C’est ensuite à Lisbonne, alors qu’elle sort de la maison close où elle vient de passer accord avec deux pensionnaires – et on remarque qu’elles seront désignées comme « des amies »27 –, que Flavio la rencontre. Pas très sûr de l’avoir reconnue, il enquête pour en savoir plus et apprend que le supposé Filauro « se vantait d’être si vigoureux qu’il avait passé accord non pas avec une, mais avec deux [prostituées], et qu’il avait versé de l’argent en abondance »28. C’est alors que lui, qui, nous dit-on, fréquente d’ordinaire peu cette maison29, décide de passer la nuit dans la chambre contiguë à celle où doit se rendre Filaura afin de s’assurer de son identité :
L’accord avec les deux courtisanes le faisait hésiter, et il lui vint plus d’une fois à l’esprit qu’elle pouvait effectivement s’être transformée en homme, comme il se souvenait de l’avoir lu dans de nombreux récits d’auteurs sincères, et puisqu’elle disait vouloir partager le lit de femmes, ses infâmes indécences ne lui vinrent pas à l’idée30.

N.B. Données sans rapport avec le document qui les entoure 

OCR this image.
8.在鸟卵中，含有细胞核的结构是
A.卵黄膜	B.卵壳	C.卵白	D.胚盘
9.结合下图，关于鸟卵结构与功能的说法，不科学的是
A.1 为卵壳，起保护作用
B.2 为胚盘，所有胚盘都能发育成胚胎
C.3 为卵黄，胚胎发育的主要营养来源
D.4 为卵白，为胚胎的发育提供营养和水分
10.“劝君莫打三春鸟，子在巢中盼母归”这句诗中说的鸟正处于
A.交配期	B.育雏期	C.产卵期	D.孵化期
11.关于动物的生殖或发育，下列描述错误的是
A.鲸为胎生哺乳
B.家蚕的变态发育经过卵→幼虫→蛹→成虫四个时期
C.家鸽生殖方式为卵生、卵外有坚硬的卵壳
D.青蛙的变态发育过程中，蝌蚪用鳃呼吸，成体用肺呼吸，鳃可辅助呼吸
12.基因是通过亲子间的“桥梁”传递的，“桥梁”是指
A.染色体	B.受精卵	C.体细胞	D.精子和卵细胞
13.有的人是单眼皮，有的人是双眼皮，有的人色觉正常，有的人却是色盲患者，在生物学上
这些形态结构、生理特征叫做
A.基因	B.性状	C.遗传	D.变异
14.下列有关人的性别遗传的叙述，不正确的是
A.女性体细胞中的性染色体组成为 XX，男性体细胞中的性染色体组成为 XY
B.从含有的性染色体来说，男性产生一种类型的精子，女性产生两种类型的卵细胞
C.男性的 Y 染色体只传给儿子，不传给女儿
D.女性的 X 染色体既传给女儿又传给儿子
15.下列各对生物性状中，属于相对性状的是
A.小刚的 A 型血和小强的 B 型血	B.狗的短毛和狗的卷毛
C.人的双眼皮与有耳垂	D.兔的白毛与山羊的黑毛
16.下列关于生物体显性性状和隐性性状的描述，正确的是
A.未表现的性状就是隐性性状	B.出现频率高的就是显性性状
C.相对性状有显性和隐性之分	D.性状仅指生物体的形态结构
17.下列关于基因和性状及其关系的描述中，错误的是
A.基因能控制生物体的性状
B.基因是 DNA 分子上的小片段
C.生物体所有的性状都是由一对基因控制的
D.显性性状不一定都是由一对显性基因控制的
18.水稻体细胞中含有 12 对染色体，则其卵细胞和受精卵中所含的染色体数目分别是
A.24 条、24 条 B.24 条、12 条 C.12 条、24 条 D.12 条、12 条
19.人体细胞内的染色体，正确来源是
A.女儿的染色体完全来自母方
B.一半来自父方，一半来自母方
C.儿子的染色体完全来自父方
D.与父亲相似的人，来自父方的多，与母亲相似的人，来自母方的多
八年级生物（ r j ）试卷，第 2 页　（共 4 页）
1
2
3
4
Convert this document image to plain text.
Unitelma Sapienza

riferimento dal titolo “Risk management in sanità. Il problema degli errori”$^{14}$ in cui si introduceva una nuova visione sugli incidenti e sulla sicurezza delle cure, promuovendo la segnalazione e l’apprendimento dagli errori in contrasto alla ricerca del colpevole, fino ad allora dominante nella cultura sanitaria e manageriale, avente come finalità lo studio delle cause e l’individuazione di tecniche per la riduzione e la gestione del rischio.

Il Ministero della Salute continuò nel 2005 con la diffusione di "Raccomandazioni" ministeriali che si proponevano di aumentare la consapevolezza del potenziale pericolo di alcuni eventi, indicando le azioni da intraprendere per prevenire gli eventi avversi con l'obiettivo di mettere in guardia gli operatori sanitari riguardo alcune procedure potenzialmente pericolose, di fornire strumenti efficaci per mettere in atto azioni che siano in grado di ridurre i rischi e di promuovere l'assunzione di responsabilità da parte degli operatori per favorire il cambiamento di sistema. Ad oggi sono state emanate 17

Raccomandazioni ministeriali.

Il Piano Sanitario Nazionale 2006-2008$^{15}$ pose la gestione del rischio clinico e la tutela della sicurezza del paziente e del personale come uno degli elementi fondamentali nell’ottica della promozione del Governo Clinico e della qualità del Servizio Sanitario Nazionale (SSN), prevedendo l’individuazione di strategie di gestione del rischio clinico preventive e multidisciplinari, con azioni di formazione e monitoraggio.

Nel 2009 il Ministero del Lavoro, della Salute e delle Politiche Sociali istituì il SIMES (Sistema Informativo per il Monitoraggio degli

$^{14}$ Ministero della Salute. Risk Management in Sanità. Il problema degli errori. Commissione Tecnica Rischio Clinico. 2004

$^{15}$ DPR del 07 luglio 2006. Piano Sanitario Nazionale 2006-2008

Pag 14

Flavio réussit à convaincre la voisine de chambre de Filaura d’écouter ce qui se dit et se fait à côté. Il entend ainsi de la bouche-même de Filaura, au discours direct donc, ce qui a été exposé sous forme de sommaire lors de la première expérience du genre qu’a faite Filaura en Flandres31. Quoi qu’il en soit, Filaura s’exprime assez clairement pour que Flavio soit cette fois tout-à-fait sûr d’avoir retrouvé son ancien amour, sous un jour cependant si inattendu qu’il se trouve « plongé dans la stupeur, [croyant] rêver en entendant pareilles extravagances »32. Alors, sous prétexte de vérifier de visu ce que ses oreilles lui ont révélé, il se met dans la file d’attente des aspirants au lit de Filaura – « il se rang[e] parmi les premiers pour jouir de la dissolue »33 – et, son tour venu, exprime alors son intention de jouir de la belle en la regardant – « acceptez que je jouisse de vous par un seul sens. Le plaisir du toucher est insipide s’il n’y entre pas celui de l’œil »34. Filaura refuse et intime à Flavio l’ordre de la prendre dans le noir ou sinon, de ne pas l’empêcher de se satisfaire avec d’autres si les règles du jeu ne lui conviennent pas, non sans le menacer de lui faire payer son insolence plus tard, si elle le retrouve sur son chemin. Flavio s’exécute, « écœuré à l’extrême par les lascivetés sordides » de Filaura35. Peu après, débarrassée de lui, « elle s’épuis[e] jusqu’à l’approche du jour avec de nombreux autres »36. Et par ailleurs, « endurcie dans ses dissolutions, elle continu[e] ainsi de nombreuses nuits » jusqu’à ce que ses prouesses arrivent aux oreilles de la « gouvernante » du lupanar, laquelle la fait expulser, « redoutant qu’en tant qu’étrangère, d’autant qu’elle était informée de ses insatiables lascivetés, elle contribue à une épidémie »37. Si bien que Filaura, craignant les échos de cette affaire, quitte Lisbonne pour s’en retourner dans sa patrie, mettant tout de même à profit le voyage en mer pour ne pas perdre « ses habituelles mœurs dissolues »38, ce qui lui coûte finalement la vie :
Tandis qu’elle prenait du plaisir avec un marin, à la nuit tombée, placée à côté d’un canon et qui plus est, appuyée sur lui, le Ciel voulut qu’un vent gaillard, qui s’était soudain levé, fît plonger le navire, si bien que le fût du canon se soulevant, il l’envoya d’un seul coup à la mer ; le marin qui était en train de faire l’amour avec elle […] ne put ramener les voiles à temps, de sorte que la misérable fut la proie des eaux, lesquelles ne furent sûrement pas suffisantes pour laver les si nombreuses souillures de son âme sordide39.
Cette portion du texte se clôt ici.